What the news release does not state is the reason why families with autistic children can get this money is a group of British Columbian parents, two of whom are on the Board of Directors of Civil Rights Now!, starting in the late-1990s, sued the BC government, arguing that not covering under the MSP a medically necessary treatment for their children called ABA/IBI violated the children’s civil right to equal benefit and protection from the law. These parents won two BC court decisions in favour of their children but sadly lost at the Supreme Court of Canada. This is the, in some circles, infamous Auton case. (For more on Auton go here.)

Every step of the way the BC government under both the NDP and the Liberals fought for the ‘right’ to deny a group of Canadian children a medically necessary treatment. Repeat: for the power to deny Canadian citizens, Canadian children,  a medically necessary and effective treatment.

Though the parents lost their civil rights argument at the SCC the outcome of the years of litigation is the funding referred to in the just cited press release.

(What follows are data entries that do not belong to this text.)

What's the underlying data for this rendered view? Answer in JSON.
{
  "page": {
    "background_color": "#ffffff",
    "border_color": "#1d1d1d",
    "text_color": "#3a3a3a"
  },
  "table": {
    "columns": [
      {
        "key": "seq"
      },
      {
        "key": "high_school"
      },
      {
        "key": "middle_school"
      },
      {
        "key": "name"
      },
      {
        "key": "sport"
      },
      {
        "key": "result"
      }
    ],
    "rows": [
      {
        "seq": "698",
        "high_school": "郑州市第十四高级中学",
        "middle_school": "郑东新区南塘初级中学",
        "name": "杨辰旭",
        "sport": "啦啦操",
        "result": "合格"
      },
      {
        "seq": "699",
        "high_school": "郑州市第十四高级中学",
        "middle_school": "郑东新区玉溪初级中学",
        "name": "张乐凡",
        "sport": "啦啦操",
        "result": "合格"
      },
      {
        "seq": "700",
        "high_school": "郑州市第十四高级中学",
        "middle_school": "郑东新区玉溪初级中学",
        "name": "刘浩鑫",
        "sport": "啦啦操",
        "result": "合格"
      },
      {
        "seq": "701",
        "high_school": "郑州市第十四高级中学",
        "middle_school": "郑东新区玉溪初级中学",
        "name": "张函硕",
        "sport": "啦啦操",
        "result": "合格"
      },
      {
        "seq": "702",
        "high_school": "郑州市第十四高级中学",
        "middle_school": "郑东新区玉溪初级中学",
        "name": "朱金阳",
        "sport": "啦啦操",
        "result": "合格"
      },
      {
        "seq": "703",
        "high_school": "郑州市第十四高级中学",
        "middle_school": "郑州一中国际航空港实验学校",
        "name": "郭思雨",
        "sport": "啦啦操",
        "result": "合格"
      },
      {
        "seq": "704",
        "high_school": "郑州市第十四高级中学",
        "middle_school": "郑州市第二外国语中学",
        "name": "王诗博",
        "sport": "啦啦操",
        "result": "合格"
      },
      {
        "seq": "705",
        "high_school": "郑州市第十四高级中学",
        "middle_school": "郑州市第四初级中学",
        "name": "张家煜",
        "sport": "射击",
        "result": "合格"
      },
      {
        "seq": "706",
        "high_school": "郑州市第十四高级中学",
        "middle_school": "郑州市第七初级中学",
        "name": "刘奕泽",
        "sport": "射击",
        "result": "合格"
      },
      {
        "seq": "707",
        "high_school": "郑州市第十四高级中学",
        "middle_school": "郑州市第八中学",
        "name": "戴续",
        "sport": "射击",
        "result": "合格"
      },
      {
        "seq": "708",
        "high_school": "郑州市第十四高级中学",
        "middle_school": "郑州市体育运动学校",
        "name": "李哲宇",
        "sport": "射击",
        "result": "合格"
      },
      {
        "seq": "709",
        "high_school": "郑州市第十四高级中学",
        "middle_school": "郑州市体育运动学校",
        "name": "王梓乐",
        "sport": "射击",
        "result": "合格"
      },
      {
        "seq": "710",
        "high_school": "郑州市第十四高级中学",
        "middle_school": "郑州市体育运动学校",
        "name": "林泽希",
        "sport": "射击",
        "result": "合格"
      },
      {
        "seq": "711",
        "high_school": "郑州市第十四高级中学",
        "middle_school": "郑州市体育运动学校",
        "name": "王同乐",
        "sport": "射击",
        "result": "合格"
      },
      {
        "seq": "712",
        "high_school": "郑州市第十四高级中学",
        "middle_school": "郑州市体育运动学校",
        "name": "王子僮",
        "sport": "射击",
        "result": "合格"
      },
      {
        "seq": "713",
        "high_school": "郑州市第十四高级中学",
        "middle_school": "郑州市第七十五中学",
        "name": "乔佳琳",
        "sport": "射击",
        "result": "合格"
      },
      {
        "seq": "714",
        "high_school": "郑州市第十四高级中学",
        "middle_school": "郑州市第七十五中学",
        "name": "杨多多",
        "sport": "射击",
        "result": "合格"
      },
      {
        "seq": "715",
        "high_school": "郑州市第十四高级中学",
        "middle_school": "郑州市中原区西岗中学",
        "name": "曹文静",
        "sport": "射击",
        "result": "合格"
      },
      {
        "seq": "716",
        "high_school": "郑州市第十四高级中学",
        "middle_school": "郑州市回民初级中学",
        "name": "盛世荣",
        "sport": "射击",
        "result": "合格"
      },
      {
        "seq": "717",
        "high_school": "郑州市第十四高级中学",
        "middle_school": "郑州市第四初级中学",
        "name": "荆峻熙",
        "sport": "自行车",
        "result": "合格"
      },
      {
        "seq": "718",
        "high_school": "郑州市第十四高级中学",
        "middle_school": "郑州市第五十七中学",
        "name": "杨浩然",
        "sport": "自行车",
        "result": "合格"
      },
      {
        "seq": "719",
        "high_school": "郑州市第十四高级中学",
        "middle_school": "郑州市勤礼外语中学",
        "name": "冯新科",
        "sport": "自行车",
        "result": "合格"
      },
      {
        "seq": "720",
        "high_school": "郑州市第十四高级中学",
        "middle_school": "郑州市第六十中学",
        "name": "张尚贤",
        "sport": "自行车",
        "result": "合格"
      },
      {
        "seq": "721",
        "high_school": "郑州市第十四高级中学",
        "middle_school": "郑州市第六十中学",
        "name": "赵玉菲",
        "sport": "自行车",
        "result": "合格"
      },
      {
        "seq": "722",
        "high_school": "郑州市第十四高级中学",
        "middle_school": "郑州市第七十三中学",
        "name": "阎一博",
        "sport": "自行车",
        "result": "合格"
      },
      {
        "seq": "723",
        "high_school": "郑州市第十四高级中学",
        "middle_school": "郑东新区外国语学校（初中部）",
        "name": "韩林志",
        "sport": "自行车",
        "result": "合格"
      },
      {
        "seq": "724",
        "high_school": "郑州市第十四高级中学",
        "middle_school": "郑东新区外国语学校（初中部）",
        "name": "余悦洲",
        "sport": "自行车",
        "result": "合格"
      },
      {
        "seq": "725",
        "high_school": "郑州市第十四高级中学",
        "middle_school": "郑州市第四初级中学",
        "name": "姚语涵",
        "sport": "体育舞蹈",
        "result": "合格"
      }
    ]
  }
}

But what the news release does not say is this service does not meet the needs of the children and the service is eroding.
As this brief narrative has described, for most of the history of the BC provincial government, if left to its own devices, allocated resources to meet some of the needs of people with disabilities by means that stripped them of their freedom and dignity, incarcerating them in dangerous, cruel and stupid prisons, poverty traps and a swamp of programs.

This brief narrative also shows that when the families of people with disabilities and voters with disabilities act with clarity, focus and persistence, when they choose to be citizens and not victims, they have reformed BC society and put into practical effect the Canadian principle of Fairness. The parents who shut down the institutions and created the community living movement, Fox, Fonyo, Hansen, Paul Gauthier one of the creators of the CSIL program, Christine Gordon who reformed representation agreements and created BCITS and EATI, Ken Fraser of the Vancouver Resource Society, PLAN, the Auton litigants and many more…for some reason BC produces more than its fair share of leaders. Maybe it’s the rain.
As the 19th century Canadian public servant, journalist and politician Joseph Howe stated:

“My public life is before you; and I know you will believe me when I say, that when I sit down in solitude to the labours of my profession, the only questions I ask myself are, What is right? What is just? What is for the public good?”  

What is right, what is just, what is for the public good in the Best Place on Earth?

Voters with disabilities and their families and allies must, as the poet sang, “kick at the darkness ’til it bleeds day-light.”